A COUPLE has received a five-figure payout and an apology from Bradford Council after the boy they planned to adopt was removed by children’s services.
Sonny and Sarita Simak, a Church pastor and charity worker, were paired with a young child who was in the care of Bradford Council in 2017 after an adoption panel approved them as being a good match.
However, just eight months later, the pair were given two days’ notice that the child, who cannot be named, was being taken away from them because ‘social workers doubted the long-term placement would work because the couple suffered from low moods and hadn’t taken advice about feeding the boy’.
Mr Simak said: “We were told very abruptly that they would come to pick him up the next day because the placement would not work. We were shocked and in the moment we were told our boy was singing happy birthday to me because it was his second birthday two days later.”
The Simaks refused to accept the claim, and their GP and health visitor said the little boy had thrived in their care.
Mr Simak added: “He was amazing, we loved him, we were family, he was calling us mum and daddy, we took him to playgroups, we took him to parks, he met his new grandparents, he was just a normal child growing up with us.

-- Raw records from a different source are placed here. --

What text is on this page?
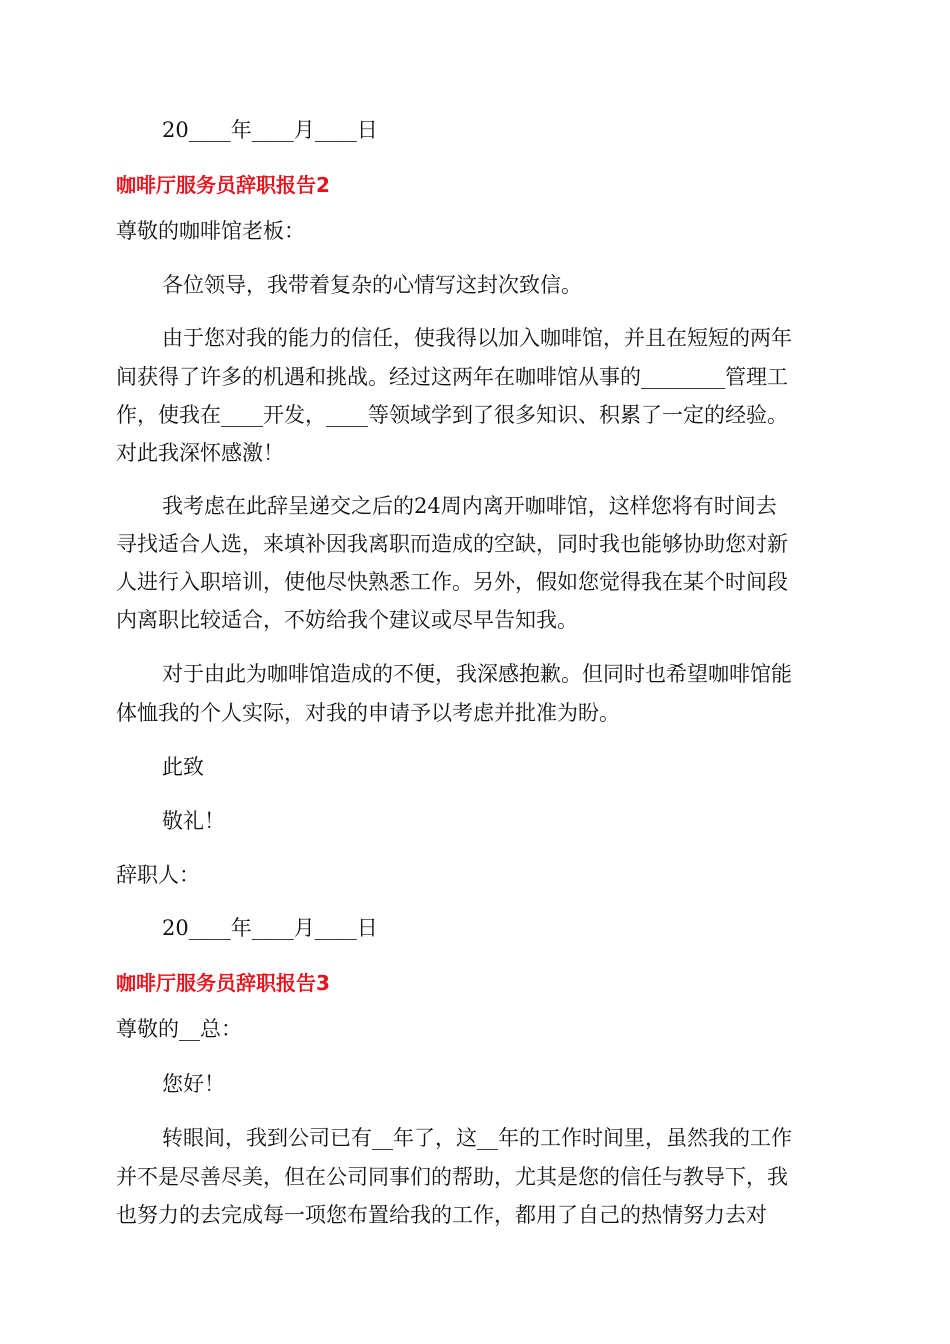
20____年____月____日
咖啡厅服务员辞职报告2
尊敬的咖啡馆老板：
各位领导，我带着复杂的心情写这封次致信。
由于您对我的能力的信任，使我得以加入咖啡馆，并且在短短的两年
间获得了许多的机遇和挑战。经过这两年在咖啡馆从事的________管理工
作，使我在____开发，____等领域学到了很多知识、积累了一定的经验。
对此我深怀感激！
我考虑在此辞呈递交之后的24周内离开咖啡馆，这样您将有时间去
寻找适合人选，来填补因我离职而造成的空缺，同时我也能够协助您对新
人进行入职培训，使他尽快熟悉工作。另外，假如您觉得我在某个时间段
内离职比较适合，不妨给我个建议或尽早告知我。
对于由此为咖啡馆造成的不便，我深感抱歉。但同时也希望咖啡馆能
体恤我的个人实际，对我的申请予以考虑并批准为盼。
此致
敬礼！
辞职人：
20____年____月____日
咖啡厅服务员辞职报告3
尊敬的__总：
您好！
转眼间，我到公司已有__年了，这__年的工作时间里，虽然我的工作
并不是尽善尽美，但在公司同事们的帮助，尤其是您的信任与教导下，我
也努力的去完成每一项您布置给我的工作，都用了自己的热情努力去对
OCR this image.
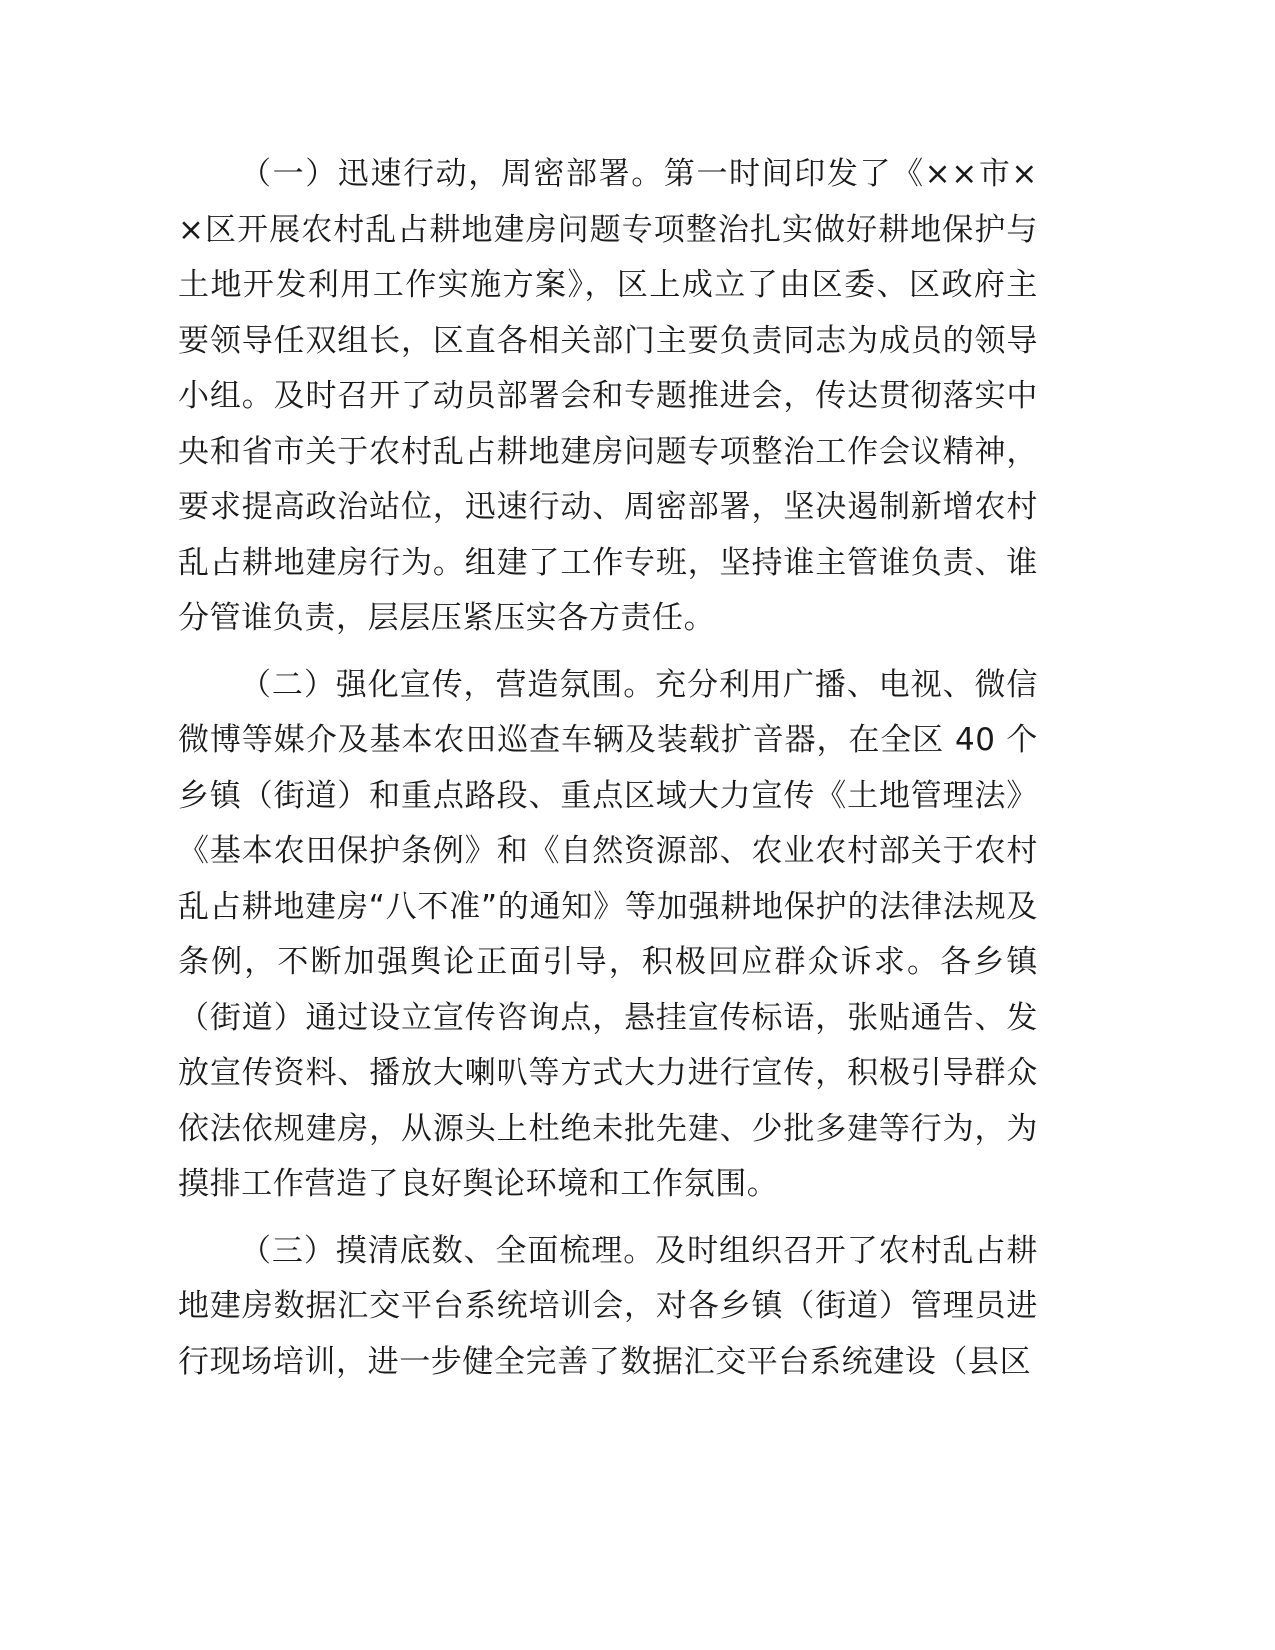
（一）迅速行动，周密部署。第一时间印发了《××市××区开展农村乱占耕地建房问题专项整治扎实做好耕地保护与土地开发利用工作实施方案》，区上成立了由区委、区政府主要领导任双组长，区直各相关部门主要负责同志为成员的领导小组。及时召开了动员部署会和专题推进会，传达贯彻落实中央和省市关于农村乱占耕地建房问题专项整治工作会议精神，要求提高政治站位，迅速行动、周密部署，坚决遏制新增农村乱占耕地建房行为。组建了工作专班，坚持谁主管谁负责、谁分管谁负责，层层压紧压实各方责任。

（二）强化宣传，营造氛围。充分利用广播、电视、微信微博等媒介及基本农田巡查车辆及装载扩音器，在全区 40 个乡镇（街道）和重点路段、重点区域大力宣传《土地管理法》《基本农田保护条例》和《自然资源部、农业农村部关于农村乱占耕地建房“八不准”的通知》等加强耕地保护的法律法规及条例，不断加强舆论正面引导，积极回应群众诉求。各乡镇（街道）通过设立宣传咨询点，悬挂宣传标语，张贴通告、发放宣传资料、播放大喇叭等方式大力进行宣传，积极引导群众依法依规建房，从源头上杜绝未批先建、少批多建等行为，为摸排工作营造了良好舆论环境和工作氛围。

（三）摸清底数、全面梳理。及时组织召开了农村乱占耕地建房数据汇交平台系统培训会，对各乡镇（街道）管理员进行现场培训，进一步健全完善了数据汇交平台系统建设（县区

He loved his little room, he would show guests his room, he was so proud that this was where he belonged and he was a happy boy. We loved him and he loved us back.”
A year after he’d been taken away, the couple had a formal meeting in which Bradford Council apologised and said if they still wanted to adopt the boy, an independent social worker must assess them all to determine what was in his best interests.
Mr Simak added: “We went ahead with the independent report which concluded he should be returned to us as soon as possible. We kept asking for placement dates and were given dates on five different occasions. We were very patient because we would do anything for him, and kept asking if they were telling him about us, but they never let us meet him in that time.”
In April 2021 the couple received some pictures of the boy but were told two weeks later that he would not be returned to them after all as a new therapeutic assessment concluded that the boy wasn’t suitable for adoption and should stay in long-term foster care for the rest of his childhood.
Mr Simak added: “How can you do this to such a child young child? They didn’t steal him from us, they stole us from him, they stole his future.
“There’s anguish, there’s anger, there’s pain, there’s confusion, it’s not easy to deal with.”
The couple then got in touch with a solicitor, but before the case came to court, Bradford Council offered to settle the claim.
Nigel Priestley, a community care and adoption specialist solicitor, took on the case on behalf of the couple, who live in Slough, west of London.
He said: “The perverse decision of Bradford Council, in this case, has denied the child a home. My clients had twice been matched by a panel to this child, and twice the decision has been confirmed by the agency decision maker so the independent social work report confirmed that they could more than care for this child. We’ve never seen the evidence that underpins the concerns about my client’s placement.”
“What the council has done is three things, one denied the child a secure and safe family, secondly they have committed this child to long term foster care and we all know that can have significant issues, and thirdly it has sent out a message to adopters that local authorities can’t be trusted.”
Mr Priestley added that although it is ‘welcome’ that the Council has admitted their wrongdoing, it is not ‘welcome that the child has been denied a safe home.”
A Bradford Council spokesperson said: “We know that in 2018 not all the correct processes were followed in respect of decisions relating to Mr and Mrs Simak’s case. We understand that this will have been very difficult for them as a result and we have apologised to them for this.
We cannot comment on the individual circumstances of children in our care for reasons of data protection. However, we always put the best interests and wellbeing of children placed for adoption at the core of all our decisions. When we make decisions regarding the long-term placement of a child, we take into account all assessments, including updated or new assessments.”